C’est cette fin de semaine que se terminera la belle histoire du Joe Louis Arena, domicile des Red Wings depuis 1979.

Detroit — On dit souvent qu’il n’y a pas un autre aréna comme le Joe Louis Arena, et en ce vendredi matin, c’est tout à fait vrai. À l’entrée, le responsable de la sécurité est au téléphone, en train d’expliquer à un jeune partisan au bout du fil quelques règles élémentaires. « Apporter une pieuvre ici ? Non, ce n’est pas légal. Si on t’attrape, c’est une amende de 500 $, une expulsion et aussi un séjour en prison », explique-t-il le plus sérieusement du monde.

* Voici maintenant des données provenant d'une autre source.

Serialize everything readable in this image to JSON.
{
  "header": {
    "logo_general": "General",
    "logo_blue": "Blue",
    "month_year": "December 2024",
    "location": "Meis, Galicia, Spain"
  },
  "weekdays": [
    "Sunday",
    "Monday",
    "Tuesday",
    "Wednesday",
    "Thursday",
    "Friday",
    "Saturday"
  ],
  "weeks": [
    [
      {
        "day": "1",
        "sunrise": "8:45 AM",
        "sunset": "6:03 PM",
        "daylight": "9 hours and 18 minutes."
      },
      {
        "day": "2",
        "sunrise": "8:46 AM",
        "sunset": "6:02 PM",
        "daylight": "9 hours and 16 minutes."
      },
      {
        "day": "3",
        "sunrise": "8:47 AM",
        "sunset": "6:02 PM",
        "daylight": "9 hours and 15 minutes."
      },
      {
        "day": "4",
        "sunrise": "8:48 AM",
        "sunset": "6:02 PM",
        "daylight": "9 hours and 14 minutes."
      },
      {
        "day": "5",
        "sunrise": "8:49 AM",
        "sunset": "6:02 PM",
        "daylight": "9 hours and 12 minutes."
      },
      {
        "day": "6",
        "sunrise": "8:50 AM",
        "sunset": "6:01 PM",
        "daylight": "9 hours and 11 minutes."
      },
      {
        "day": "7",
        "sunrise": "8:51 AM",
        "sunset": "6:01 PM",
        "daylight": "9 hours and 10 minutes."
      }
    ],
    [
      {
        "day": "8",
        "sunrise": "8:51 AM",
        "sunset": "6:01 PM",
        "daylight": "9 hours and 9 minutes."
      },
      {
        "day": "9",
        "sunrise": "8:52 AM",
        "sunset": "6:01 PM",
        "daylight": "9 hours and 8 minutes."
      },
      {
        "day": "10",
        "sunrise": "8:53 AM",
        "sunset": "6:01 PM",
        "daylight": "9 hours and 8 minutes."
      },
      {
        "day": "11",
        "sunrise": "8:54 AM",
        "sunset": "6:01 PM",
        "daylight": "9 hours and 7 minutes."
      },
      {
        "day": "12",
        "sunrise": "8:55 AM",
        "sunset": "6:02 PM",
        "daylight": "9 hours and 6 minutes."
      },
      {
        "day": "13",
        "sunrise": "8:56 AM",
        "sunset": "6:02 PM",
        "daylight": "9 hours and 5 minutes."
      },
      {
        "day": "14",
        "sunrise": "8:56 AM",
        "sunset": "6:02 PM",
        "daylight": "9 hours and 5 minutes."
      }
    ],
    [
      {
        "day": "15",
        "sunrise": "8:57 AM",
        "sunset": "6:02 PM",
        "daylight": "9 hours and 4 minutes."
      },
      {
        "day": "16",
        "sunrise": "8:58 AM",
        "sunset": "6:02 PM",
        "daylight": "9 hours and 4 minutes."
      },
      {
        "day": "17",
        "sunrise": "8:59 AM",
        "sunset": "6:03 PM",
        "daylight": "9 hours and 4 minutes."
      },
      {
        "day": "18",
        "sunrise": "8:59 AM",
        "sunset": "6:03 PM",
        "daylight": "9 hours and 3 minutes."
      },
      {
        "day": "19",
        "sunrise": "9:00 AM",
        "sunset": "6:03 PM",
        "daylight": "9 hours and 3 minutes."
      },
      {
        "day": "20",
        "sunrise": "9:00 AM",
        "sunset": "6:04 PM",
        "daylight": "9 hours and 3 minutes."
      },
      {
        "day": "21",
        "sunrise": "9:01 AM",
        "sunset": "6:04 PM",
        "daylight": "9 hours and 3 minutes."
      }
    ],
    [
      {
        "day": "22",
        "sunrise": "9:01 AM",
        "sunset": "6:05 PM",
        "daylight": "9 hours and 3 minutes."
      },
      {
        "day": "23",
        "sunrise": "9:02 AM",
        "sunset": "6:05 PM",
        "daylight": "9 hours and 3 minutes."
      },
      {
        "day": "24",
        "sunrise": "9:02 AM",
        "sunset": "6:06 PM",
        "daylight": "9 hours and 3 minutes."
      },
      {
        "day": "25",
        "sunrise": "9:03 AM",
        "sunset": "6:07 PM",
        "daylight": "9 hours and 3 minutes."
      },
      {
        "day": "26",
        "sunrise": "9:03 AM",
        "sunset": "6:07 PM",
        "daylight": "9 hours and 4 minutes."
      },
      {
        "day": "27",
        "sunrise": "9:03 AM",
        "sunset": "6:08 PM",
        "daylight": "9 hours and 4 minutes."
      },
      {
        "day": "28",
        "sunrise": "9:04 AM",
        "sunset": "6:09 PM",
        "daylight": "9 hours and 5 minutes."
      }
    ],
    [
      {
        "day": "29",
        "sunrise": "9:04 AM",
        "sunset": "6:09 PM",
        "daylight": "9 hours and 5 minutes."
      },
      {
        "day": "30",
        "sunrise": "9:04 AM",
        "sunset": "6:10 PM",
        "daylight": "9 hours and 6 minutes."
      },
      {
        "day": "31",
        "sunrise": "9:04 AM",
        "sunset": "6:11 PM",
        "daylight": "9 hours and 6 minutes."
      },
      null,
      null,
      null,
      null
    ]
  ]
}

Quelques minutes plus tard, tout juste à l’entrée du vestiaire, Jeff Blashill, entraîneur-chef des Red Wings de Detroit, dit tout ce qu’il y a à dire. « Il n’y aura plus jamais un autre aréna comme celui-ci », résume-t-il.

Le coach a bien raison : non, il n’y aura plus jamais un aréna comme le Joe Louis Arena.

Le « Joe », comme on l’appelle par ici, a été bâti en 1979, au coût de 34 millions de dollars, et quand on y entre, on se croirait encore en 1979. Pas de loges de luxe, pas d’écran géant dernier cri, aucune trace de modernité. Rien n’a changé.

« Je suis arrivé là à 18 ans, à mon premier match avec les Red Wings, et c’était impressionnant, se souvient l’ex-attaquant Martin Lapointe. On connaissait tout le monde, c’était comme une famille. On connaissait les placiers, les gens dans les cuisines, les gens à la sécurité… Aujourd’hui, quand j’y retourne, c’est le même monde qui est encore là, dans les gradins aussi. C’est comme si le temps s’était arrêté. »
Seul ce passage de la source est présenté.